Progress and aftercare
CATC can help clients plan for ongoing support, relapse warning signs, next-level referrals, medication evaluation, or continued mental health therapy when needed.
Integrated care matters
Substance use and mental health often reinforce each other. Anxiety can increase avoidance. Depression can increase isolation. Trauma can increase emotional reactivity. Stress can trigger relapse. A therapy plan that ignores those connections usually leaves the client with an incomplete strategy.
CATC's service structure is built around that reality. A client may begin with a substance abuse evaluation, continue with substance abuse counseling, add mental health therapy, or be referred for psychiatric medication evaluation and medication monitoring when that is clinically appropriate.
If your counseling is related to court, probation, work, or school, bring the documentation requirements at intake so CATC can review what participation records or reports may be needed.
Substance abuse therapy FAQs
Is an intake assessment required before starting substance abuse counseling?
Yes. Substance abuse counseling starts with an intake assessment so your clinician can understand your substance use history, treatment needs, goals, and referral requirements. A separate formal evaluation may still be required by a court, probation officer, employer, school, medical provider, or treatment program.

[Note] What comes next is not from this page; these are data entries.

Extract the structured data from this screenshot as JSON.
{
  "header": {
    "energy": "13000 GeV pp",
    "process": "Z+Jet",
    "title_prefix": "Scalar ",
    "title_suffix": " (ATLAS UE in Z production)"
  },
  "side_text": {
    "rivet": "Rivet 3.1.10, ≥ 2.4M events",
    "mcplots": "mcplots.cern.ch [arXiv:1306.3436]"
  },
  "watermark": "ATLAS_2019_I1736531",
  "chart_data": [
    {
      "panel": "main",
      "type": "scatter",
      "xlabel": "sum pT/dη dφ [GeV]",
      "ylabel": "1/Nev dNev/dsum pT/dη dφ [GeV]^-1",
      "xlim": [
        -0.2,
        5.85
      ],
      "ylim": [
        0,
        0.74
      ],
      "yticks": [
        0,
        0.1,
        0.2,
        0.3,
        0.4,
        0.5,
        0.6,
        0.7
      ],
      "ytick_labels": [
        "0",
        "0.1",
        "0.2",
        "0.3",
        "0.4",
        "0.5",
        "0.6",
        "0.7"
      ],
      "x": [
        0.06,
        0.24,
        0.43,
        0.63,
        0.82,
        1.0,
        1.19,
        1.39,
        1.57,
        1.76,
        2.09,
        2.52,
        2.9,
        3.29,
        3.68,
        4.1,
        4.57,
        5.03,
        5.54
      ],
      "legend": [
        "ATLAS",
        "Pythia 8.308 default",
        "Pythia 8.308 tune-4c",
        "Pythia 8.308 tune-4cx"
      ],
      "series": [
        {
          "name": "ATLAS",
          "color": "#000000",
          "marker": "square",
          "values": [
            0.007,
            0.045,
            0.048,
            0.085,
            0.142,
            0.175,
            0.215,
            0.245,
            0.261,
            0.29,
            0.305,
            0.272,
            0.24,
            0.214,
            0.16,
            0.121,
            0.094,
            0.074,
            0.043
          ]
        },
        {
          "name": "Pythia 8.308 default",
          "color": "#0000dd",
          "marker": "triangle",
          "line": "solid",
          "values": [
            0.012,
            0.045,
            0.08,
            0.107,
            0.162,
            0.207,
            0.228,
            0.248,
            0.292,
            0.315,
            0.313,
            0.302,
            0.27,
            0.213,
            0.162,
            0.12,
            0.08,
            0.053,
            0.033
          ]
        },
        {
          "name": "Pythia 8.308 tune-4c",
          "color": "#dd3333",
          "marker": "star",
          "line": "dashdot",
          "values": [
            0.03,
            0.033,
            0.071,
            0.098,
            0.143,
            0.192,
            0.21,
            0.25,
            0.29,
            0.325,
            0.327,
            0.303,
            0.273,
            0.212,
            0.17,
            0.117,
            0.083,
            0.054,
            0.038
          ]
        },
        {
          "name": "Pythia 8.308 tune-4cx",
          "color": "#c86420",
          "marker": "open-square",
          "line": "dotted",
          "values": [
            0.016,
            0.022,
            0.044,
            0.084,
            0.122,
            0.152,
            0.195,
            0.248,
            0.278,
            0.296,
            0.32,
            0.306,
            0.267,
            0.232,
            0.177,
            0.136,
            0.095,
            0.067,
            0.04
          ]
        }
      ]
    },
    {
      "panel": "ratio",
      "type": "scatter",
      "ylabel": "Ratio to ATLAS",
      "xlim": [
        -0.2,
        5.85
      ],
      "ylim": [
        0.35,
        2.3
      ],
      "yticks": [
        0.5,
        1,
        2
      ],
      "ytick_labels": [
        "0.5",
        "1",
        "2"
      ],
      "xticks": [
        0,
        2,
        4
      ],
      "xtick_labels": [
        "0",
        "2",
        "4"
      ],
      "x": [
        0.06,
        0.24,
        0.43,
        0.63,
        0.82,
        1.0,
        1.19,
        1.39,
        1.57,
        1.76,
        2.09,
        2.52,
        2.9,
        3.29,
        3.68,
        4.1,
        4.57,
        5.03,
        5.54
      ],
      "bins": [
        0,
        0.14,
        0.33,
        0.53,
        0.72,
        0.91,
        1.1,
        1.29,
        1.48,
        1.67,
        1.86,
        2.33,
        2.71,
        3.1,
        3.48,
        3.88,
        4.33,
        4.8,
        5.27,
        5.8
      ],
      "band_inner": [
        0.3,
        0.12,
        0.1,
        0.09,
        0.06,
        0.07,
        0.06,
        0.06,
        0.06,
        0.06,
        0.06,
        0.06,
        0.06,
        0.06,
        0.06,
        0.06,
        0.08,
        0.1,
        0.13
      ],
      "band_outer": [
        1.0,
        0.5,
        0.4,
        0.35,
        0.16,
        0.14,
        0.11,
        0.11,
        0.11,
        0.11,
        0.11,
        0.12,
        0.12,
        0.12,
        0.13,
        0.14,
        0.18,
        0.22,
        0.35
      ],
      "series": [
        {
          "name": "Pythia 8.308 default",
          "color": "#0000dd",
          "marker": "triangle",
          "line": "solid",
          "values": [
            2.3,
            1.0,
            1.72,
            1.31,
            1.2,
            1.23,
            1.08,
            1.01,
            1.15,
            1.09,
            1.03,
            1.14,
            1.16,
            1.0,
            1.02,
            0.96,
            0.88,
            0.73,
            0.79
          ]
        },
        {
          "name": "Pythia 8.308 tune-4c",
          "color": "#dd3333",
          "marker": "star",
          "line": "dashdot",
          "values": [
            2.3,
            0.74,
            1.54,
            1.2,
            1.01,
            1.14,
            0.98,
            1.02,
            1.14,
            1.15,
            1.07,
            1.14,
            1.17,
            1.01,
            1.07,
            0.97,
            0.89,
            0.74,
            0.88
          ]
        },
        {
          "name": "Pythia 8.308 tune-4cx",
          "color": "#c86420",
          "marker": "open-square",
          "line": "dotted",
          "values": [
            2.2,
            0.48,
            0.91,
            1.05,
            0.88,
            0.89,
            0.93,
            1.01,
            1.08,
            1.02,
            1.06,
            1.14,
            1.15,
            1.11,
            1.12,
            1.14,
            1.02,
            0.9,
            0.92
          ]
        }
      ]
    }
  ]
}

Is therapy only for people who are already sober?
No. CATC can work with clients at different stages of readiness. The goal is to build motivation, safety, accountability, coping skills, and a realistic recovery plan.
Can family members be involved?
Involvement depends on clinical appropriateness, consent, and treatment goals. Your clinician can discuss whether family communication or support-system planning makes sense.
Can counseling be done by telehealth?
Telehealth may be available for eligible Colorado clients when clinically appropriate and when referral-source rules allow it.